Excel BI - PowerQuery Challenge 292

excel-challenges
power-query
Transpose the table as shown.
Published

March 24, 2026

Illustration for Excel BI - PowerQuery Challenge 292

Challenge Description

Transpose the table as shown.

Solutions

library(tidyverse)
library(readxl)

path = "Power Query/200-299/292/PQ_Challenge_292.xlsx"
input = read_excel(path, range = "A1:K4")
test = read_excel(path, range = "A8:F14")

input2 = input %>%
  pivot_longer(cols = -c(1, 2)) %>%
  separate(name, into = c("name", "Item"), sep = "-") %>%
  fill(Item) %>%
  mutate(name = str_remove(name, "\.{3}\d{1,2}")) %>%
  pivot_wider(
    names_from = name,
    values_from = value,
    values_fill = list(value = 0)
  ) %>%
  arrange(Item, desc(Customer)) %>%
  mutate(`Item Total` = ItemA + ItemB + ItemC) %>%
  select(Customer, Org, Item, `Item Total`, Credit, Debit)

all.equal(input2, test)
# [1] TRUE
  • Logic:

    • Reads the workbook range needed for the challenge

    • Reshapes the data into the structure required by the result table

    • Builds helper columns that drive the final output

    • Uses direct pattern parsing where the workbook encodes logic in text

  • Strengths:

    • The R solution stays close to the workbook logic and keeps the transformation compact.
  • Areas for Improvement:

    • The code assumes the workbook layout and selected ranges remain stable.
  • Gem:

    • The best part of the solution is choosing the right intermediate shape before formatting the final output.
import pandas as pd

path = "200-299/292/PQ_Challenge_292.xlsx"
input = pd.read_excel(path, sheet_name=0, usecols="A:K", nrows=4)
test = pd.read_excel(path, sheet_name=0, usecols="A:F", skiprows=7, nrows=7)

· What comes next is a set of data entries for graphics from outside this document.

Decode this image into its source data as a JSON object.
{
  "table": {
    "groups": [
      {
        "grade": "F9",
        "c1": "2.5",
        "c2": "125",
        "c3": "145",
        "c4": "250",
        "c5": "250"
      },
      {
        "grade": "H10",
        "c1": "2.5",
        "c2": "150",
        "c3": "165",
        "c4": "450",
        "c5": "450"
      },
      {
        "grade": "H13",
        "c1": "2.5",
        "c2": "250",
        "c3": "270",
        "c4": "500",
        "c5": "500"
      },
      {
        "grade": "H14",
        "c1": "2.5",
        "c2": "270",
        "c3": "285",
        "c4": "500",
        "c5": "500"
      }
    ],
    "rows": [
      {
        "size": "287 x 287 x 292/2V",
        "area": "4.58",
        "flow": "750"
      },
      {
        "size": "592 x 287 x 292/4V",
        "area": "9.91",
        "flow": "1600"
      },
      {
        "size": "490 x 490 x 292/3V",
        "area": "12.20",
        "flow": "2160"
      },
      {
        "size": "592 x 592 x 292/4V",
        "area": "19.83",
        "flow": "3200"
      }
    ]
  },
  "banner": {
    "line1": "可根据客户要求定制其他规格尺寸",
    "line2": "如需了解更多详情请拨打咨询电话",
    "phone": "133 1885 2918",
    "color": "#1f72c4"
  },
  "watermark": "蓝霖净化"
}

df = input.melt(id_vars=input.columns[:2], var_name='name', value_name='value')
df[['name', 'Item']] = df['name'].str.split('-', expand=True)
df['Item'] = df['Item'].ffill()
df['name'] = df['name'].str.replace(r'\.{1}\d{1,2}', '', regex=True)
df_wide = df.pivot_table(index=['Customer', 'Org', 'Item'], columns='name', values='value', fill_value=0).reset_index()
df_wide = df_wide.astype({col: 'int' for col in df_wide.columns if col not in ['Customer', 'Org', 'Item']})
df_wide = df_wide.sort_values(['Item', 'Customer'], ascending=[True, False]).reset_index(drop=True)
df_wide.columns.name = None
df_wide['Item Total'] = df_wide.get('ItemA', 0) + df_wide.get('ItemB', 0) + df_wide.get('ItemC', 0)
result = df_wide[['Customer', 'Org', 'Item', 'Item Total', 'Credit', 'Debit']]

print(result.equals(test)) # True
  • Logic:

    • Reads the workbook range needed for the challenge

    • Reshapes the data into the structure required by the result table

    • Applies the rule iteratively until the output is complete

  • Strengths:

    • The Python version follows the same workbook rule in a direct pandas-oriented implementation.
  • Areas for Improvement:

    • As with the R version, any workbook layout change would require small adjustments.
  • Gem:

    • The implementation stays close to the source challenge instead of adding unnecessary abstraction.

Difficulty Level

This task is moderate:

  • It combines reshaping, grouping, or parsing steps that are common in Power Query style problems.

  • The main challenge is reproducing the workbook output structure exactly.